À atenção do mundo empresarial

A equidade exige, de facto, muito mais do que sistemas de IA que não discriminam.

Numa altura em que se fala cada vez mais de produtividade e dos ganhos da IA (‘inteligência artificial’), a automação da gestão dos recursos humanos (RH) nas empresas é uma realidade que devemos obrigatoriamente conhecer. Empregadores e trabalhadores, em particular sindicatos e associações empresariais, precisam rapidamente de ganhar consciência e formação acerca das vantagens e dos riscos destas novas ferramentas. Isto se querem potenciar oportunidades e diminuir conflitos, ganhando um lugar à mesa neste novo mundo, sobrelotado de espetadores.

Há não muito tempo, num artigo de opinião, chamei exatamente à atenção para a importância do diálogo social na mitigação das profundas assimetrias e desigualdades que se podem começar a instalar fruto de défices de informação que, por diversas razões, continuam a existir nesta matéria.

Na área do recrutamento, os casos que começam a chegar aos tribunais, ainda poucos, demonstram bem a complexidade e o desafio de encontrar uma abordagem equilibrada entre os ganhos da automação e os direitos fundamentais. Note-se, desde logo, que na maior parte das vezes os candidatos tampouco sabem que se usa IA, o que torna improvável uma ação de responsabilização.

Não se questiona o potencial destes sistemas para tornar o recrutamento mais eficiente, mas não podemos ignorar as questões de equidade e justiça que se começam a colocar.

Há um caso recente que valerá a pena seguir. Nos Estados Unidos, Derek Mobley é o autor de uma ação coletiva contra a empresa Workday, uma plataforma de software de gestão de RH, acusada de discriminação devido ao software de IA utilizado nos processos de contratação. Mobley alega ter sido injustamente rejeitado, por clientes que utilizam a plataforma, em mais de 100 candidaturas, sendo vítima de discriminação racial, em função da idade e em razão da deficiência. A empresa, por sua vez, argumenta que não é uma empresa de recrutamento e que os clientes são os únicos responsáveis pela configuração das ferramentas e o controlo das candidaturas. O caso segue agora para julgamento, assumindo-se que apesar de não ser uma empresa de recrutamento, tem um papel relevante na contratação, pelo que passível de violar os princípios da igualdade e da não discriminação.
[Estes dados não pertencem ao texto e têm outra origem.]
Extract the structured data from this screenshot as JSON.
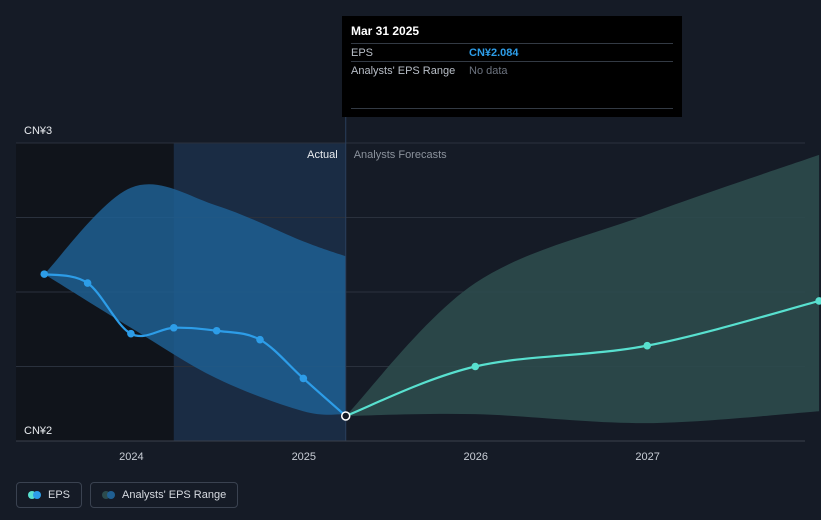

O futuro da regulamentação e da utilização da IA no mercado de trabalho dependerá muito destes casos, assim como naturalmente da reação das empresas, ainda pouco conscientes dos riscos legais e reputacionais envolvidos. Mais um exemplo. Na Áustria, o Supremo Tribunal Administrativo confirmou, há pouco tempo, que a utilização de um algoritmo, pelo Serviço Público de Emprego, para categorização de candidatos, definindo perfis, qualifica-se como decisão automatizada para efeitos do artigo 22 do RGPD, pelo que é proibido.

Sem dúvida que a automação da gestão de recursos humanos (RH) vai avançar, mudando a estrutura e a forma como o trabalho está organizado. Os parceiros sociais devem ser capazes de acompanhar e moldar estes processos de forma responsável. Confesso que o que mais me tem impressionado é o desconhecimento generalizado de muitos destes desenvolvimentos e a desproteção que daqui decorre. Não há melhor barómetro do que as redes sociais, onde já temos influencers que se dedicam a ensinar truques para ultrapassar estes algoritmos.

Há que reforçar a transparência, a formação e sistemas de certificação e auditoria capazes de mitigar os riscos que podemos reconhecer e assumir em nome de um ideal de eficiência. A equidade exige, de facto, muito mais do que sistemas de IA que não discriminam. É em nome de uma igualdade de oportunidades, que é preciso fazer mais e melhor.